Democrats mounted a full-throttle campaign for Kevin Sullivan, the candidate they want to replace Morrissey, complete with incendiary radio ads and a rally featuring Sen. Timothy M. Kaine of Virginia. Meanwhile, voters’ warm reception for Morrissey, who is permitted to leave jail for work and campaign obligations, at a forum Sunday afternoon showed he still has a base of support. Although the Richmond-area district is overwhelmingly Democratic, a Republican, Matt Walton, is running too, and attended the forum.
Tuesday’s special election, resulting from Morrissey’s resignation after his conviction, has become something of a spectacle. Adding to the drama, Morrissey declared his candidacy for the seat immediately upon resigning, saying that voters should decide whether he remains fit for office. Democrats quickly closed ranks and nominated Sullivan in an effort to bar Morrissey from retaining his seat. Their actions Sunday suggested that a Morrissey defeat is not at all assured.
On Sunday, Kaine, Rep. Robert C. “Bobby” Scott (D-Va.) and state Sen. Donald McEachin (D-Henrico) rallied in Charles City County for Sullivan, a Teamster and retired brewery worker. Morrissey, who held the seat for seven years, is running as an independent.
Protesters, including two sisters of the former receptionist with whom Morrissey is alleged to have had the relationship, interrupted Sunday’s forum before they were told to leave.
The forum started calmly with Walton, a 29-year-old high school teacher dressed in a suit, seated at a table next to two empty chairs. Morrissey, wearing jeans, walked in 20 minutes late and immediately began touting what he said was his fight for the underdog.
The protesters and some of the audience members soon began arguing. “He’s here on work release. He took a plea deal so the evidence would not come out. He is an inmate,” said a woman who identified herself as a sister of the alleged victim.
The group was led out, shouting, “Joe must go!”
Sullivan has distributed mailers showing handcuffs behind Morrissey’s mug shot.
During the forum, Morrissey said he supports raising the hourly minimum wage to $15, strengthening gun laws and imposing a statewide public defender system. He also criticized those opposing his candidacy.
“I’ve have never ever in the 7
Marlon Haskell, a pastor and president of the Baptist Ministers Conference of Richmond and Vicinity, said he liked what Morrissey had to say.
“We want the best person in there who’s going to represent the entire community, and let the judicial process take care of everything else outside of representation inside the General Assembly,” he said of the conviction.

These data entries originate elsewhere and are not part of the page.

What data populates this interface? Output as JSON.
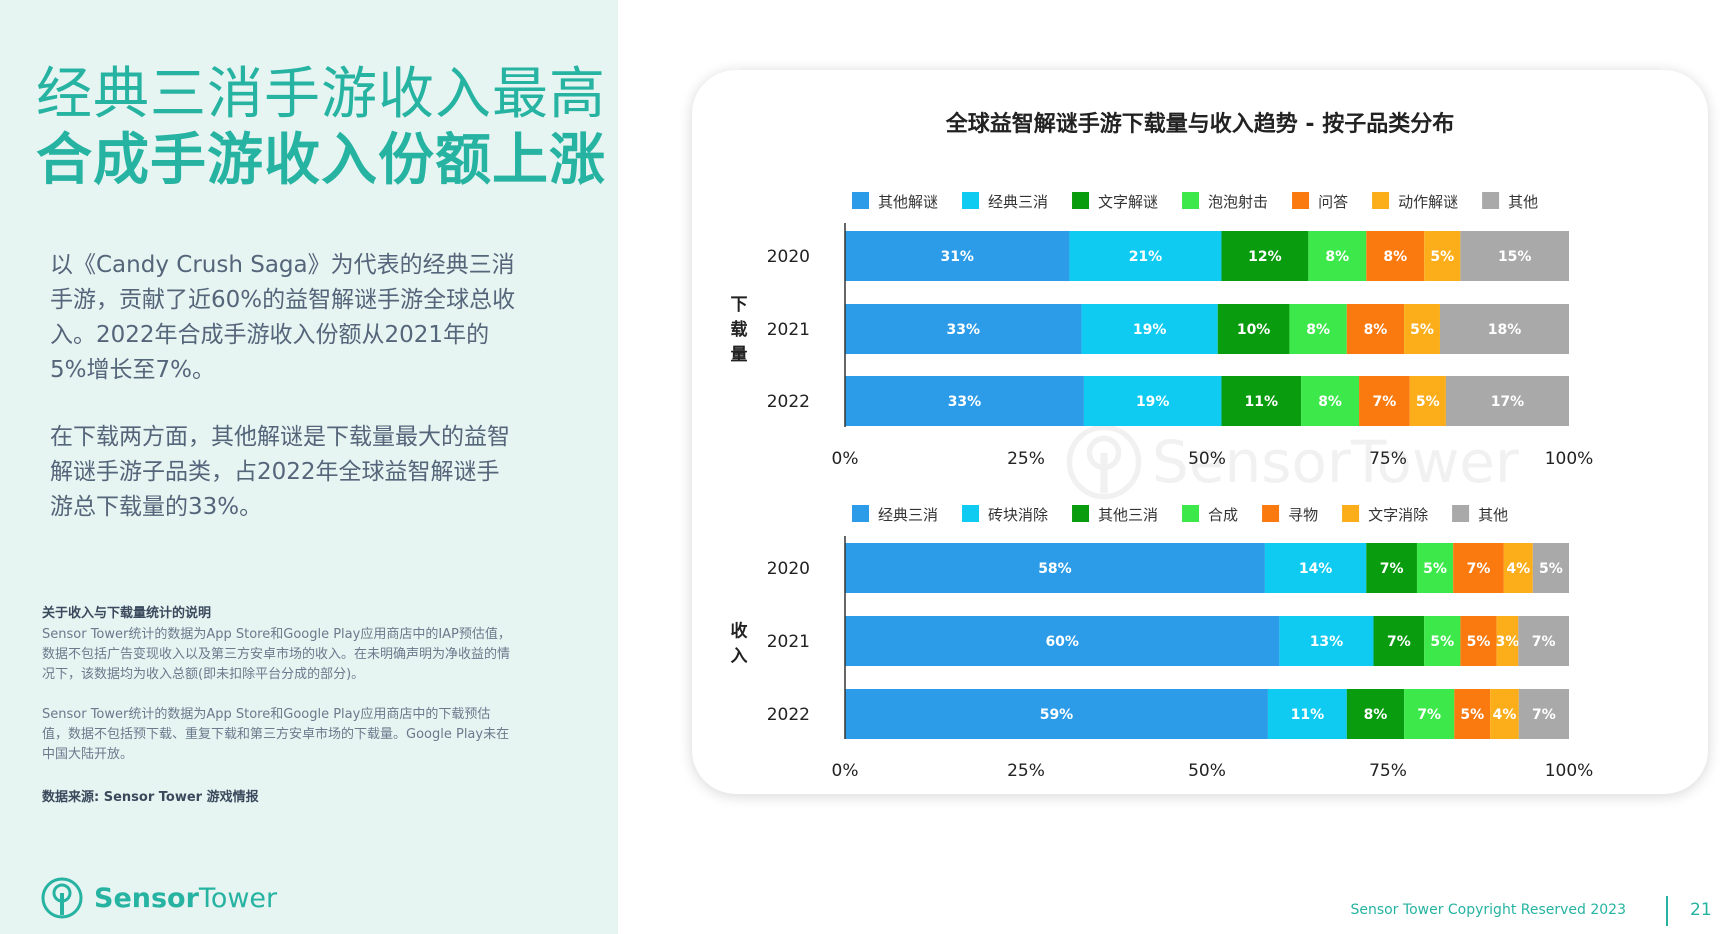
{
  "headline": {
    "line1": "经典三消手游收入最高",
    "line2": "合成手游收入份额上涨"
  },
  "body": {
    "paragraph1": "以《Candy Crush Saga》为代表的经典三消手游，贡献了近60%的益智解谜手游全球总收入。2022年合成手游收入份额从2021年的5%增长至7%。",
    "paragraph2": "在下载两方面，其他解谜是下载量最大的益智解谜手游子品类，占2022年全球益智解谜手游总下载量的33%。"
  },
  "notes": {
    "title": "关于收入与下载量统计的说明",
    "para1": "Sensor Tower统计的数据为App Store和Google Play应用商店中的IAP预估值，数据不包括广告变现收入以及第三方安卓市场的收入。在未明确声明为净收益的情况下，该数据均为收入总额(即未扣除平台分成的部分)。",
    "para2": "Sensor Tower统计的数据为App Store和Google Play应用商店中的下载预估值，数据不包括预下载、重复下载和第三方安卓市场的下载量。Google Play未在中国大陆开放。",
    "source": "数据来源: Sensor Tower 游戏情报"
  },
  "logo": {
    "word1": "Sensor",
    "word2": "Tower",
    "icon": "sensor-tower-logo-icon"
  },
  "footer": {
    "copyright": "Sensor Tower Copyright Reserved 2023",
    "page": "21"
  },
  "chart_data": {
    "title": "全球益智解谜手游下载量与收入趋势 - 按子品类分布",
    "type": "bar",
    "orientation": "horizontal",
    "stacked": true,
    "x_ticks": [
      "0%",
      "25%",
      "50%",
      "75%",
      "100%"
    ],
    "xlim": [
      0,
      100
    ],
    "panels": [
      {
        "label": "下载量",
        "categories": [
          "2020",
          "2021",
          "2022"
        ],
        "legend_position": "top",
        "series": [
          {
            "name": "其他解谜",
            "color": "#2d9ce8",
            "values": [
              31,
              33,
              33
            ]
          },
          {
            "name": "经典三消",
            "color": "#0fcbf2",
            "values": [
              21,
              19,
              19
            ]
          },
          {
            "name": "文字解谜",
            "color": "#0a9c0f",
            "values": [
              12,
              10,
              11
            ]
          },
          {
            "name": "泡泡射击",
            "color": "#3de84a",
            "values": [
              8,
              8,
              8
            ]
          },
          {
            "name": "问答",
            "color": "#fb7a10",
            "values": [
              8,
              8,
              7
            ]
          },
          {
            "name": "动作解谜",
            "color": "#fbae1a",
            "values": [
              5,
              5,
              5
            ]
          },
          {
            "name": "其他",
            "color": "#a9a9a9",
            "values": [
              15,
              18,
              17
            ]
          }
        ]
      },
      {
        "label": "收入",
        "categories": [
          "2020",
          "2021",
          "2022"
        ],
        "legend_position": "top",
        "series": [
          {
            "name": "经典三消",
            "color": "#2d9ce8",
            "values": [
              58,
              60,
              59
            ]
          },
          {
            "name": "砖块消除",
            "color": "#0fcbf2",
            "values": [
              14,
              13,
              11
            ]
          },
          {
            "name": "其他三消",
            "color": "#0a9c0f",
            "values": [
              7,
              7,
              8
            ]
          },
          {
            "name": "合成",
            "color": "#3de84a",
            "values": [
              5,
              5,
              7
            ]
          },
          {
            "name": "寻物",
            "color": "#fb7a10",
            "values": [
              7,
              5,
              5
            ]
          },
          {
            "name": "文字消除",
            "color": "#fbae1a",
            "values": [
              4,
              3,
              4
            ]
          },
          {
            "name": "其他",
            "color": "#a9a9a9",
            "values": [
              5,
              7,
              7
            ]
          }
        ]
      }
    ]
  }
}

The moderator did not ask about Morrissey’s criminal conviction, his past tangles with the law or ethics reform — and Walton did not raise the issue.

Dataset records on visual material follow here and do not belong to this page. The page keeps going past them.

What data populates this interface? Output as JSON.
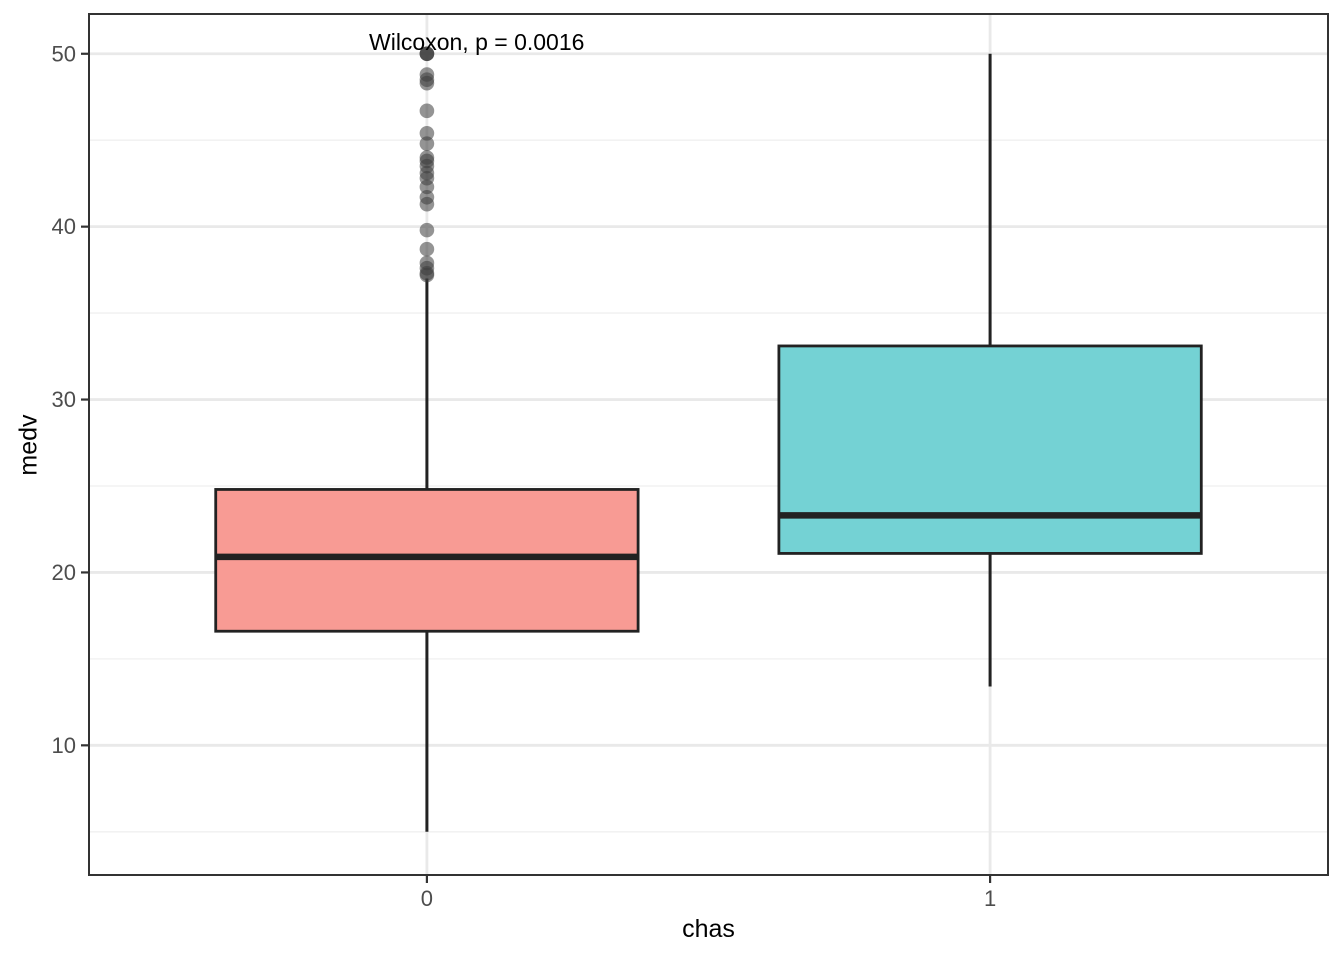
{
  "chart_data": {
    "type": "box",
    "annotation": "Wilcoxon, p = 0.0016",
    "xlabel": "chas",
    "ylabel": "medv",
    "categories": [
      "0",
      "1"
    ],
    "yticks": [
      10,
      20,
      30,
      40,
      50
    ],
    "ylim": [
      2.5,
      52.3
    ],
    "grid": true,
    "legend": "none",
    "stat_test": {
      "method": "Wilcoxon",
      "p_value": 0.0016
    },
    "series": [
      {
        "category": "0",
        "fill": "#F89B94",
        "whisker_low": 5.0,
        "q1": 16.6,
        "median": 20.9,
        "q3": 24.8,
        "whisker_high": 37.0,
        "outliers": [
          50,
          50,
          50,
          48.8,
          48.5,
          48.3,
          46.7,
          45.4,
          44.8,
          44.0,
          43.8,
          43.5,
          43.1,
          42.8,
          42.3,
          41.7,
          41.3,
          39.8,
          38.7,
          37.9,
          37.6,
          37.3,
          37.2
        ]
      },
      {
        "category": "1",
        "fill": "#74D2D4",
        "whisker_low": 13.4,
        "q1": 21.1,
        "median": 23.3,
        "q3": 33.1,
        "whisker_high": 50.0,
        "outliers": []
      }
    ],
    "colors": {
      "grid_major": "#E9E9E9",
      "grid_minor": "#F2F2F2",
      "panel_border": "#333333",
      "axis_tick": "#333333",
      "axis_text": "#4D4D4D",
      "axis_title": "#000000",
      "box_stroke": "#222222",
      "outlier": "#3D3D3D"
    }
  }
}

“I’m focusing solely on talking about education and jobs and talking about issues that matter to the folks of the 74th District,” Walton said afterward.

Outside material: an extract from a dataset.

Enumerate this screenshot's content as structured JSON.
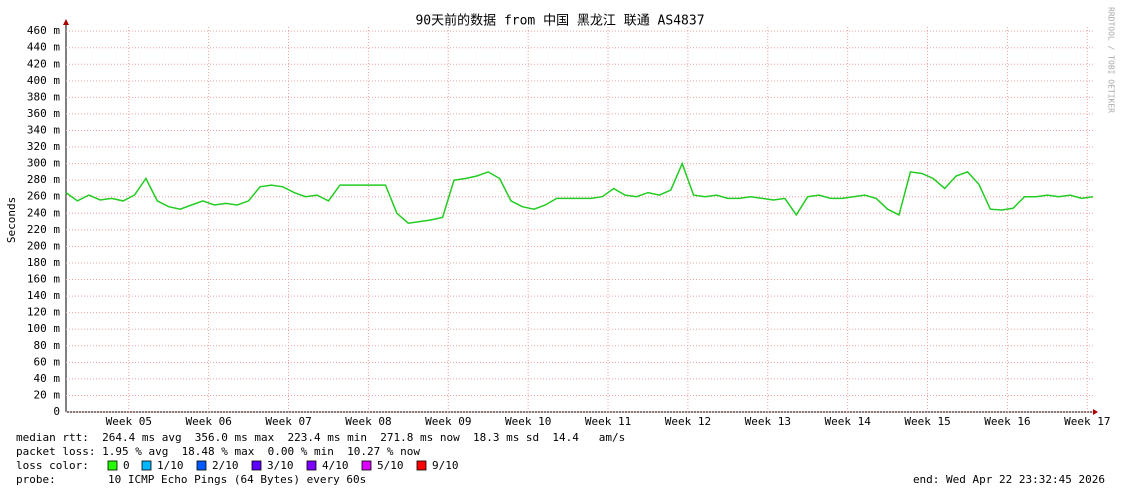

Walton said the state’s current gun laws are sufficient. He supports raising the minimum wage but wouldn’t say by how much. He said he would review the current public defender system.
Sullivan did not attend the forum, but his campaign released a statement:
“While he was sorry to miss the forum, he thought it was more important to be in the district, with voters, with these elected officials who were kind enough to come out in support of his candidacy. He also felt this was a special opportunity to give Charles City County the attention they deserve. ”
Morrissey, 57, pleaded guilty last month to a misdemeanor charge of contributing to the delinquency of a minor in a case in which prosecutors accused him of having sex with and sharing a naked photograph of a girl who worked in his law office.
Morrissey’s plea allowed him to maintain his innocence while acknowledging that prosecutors had enough evidence to convict him.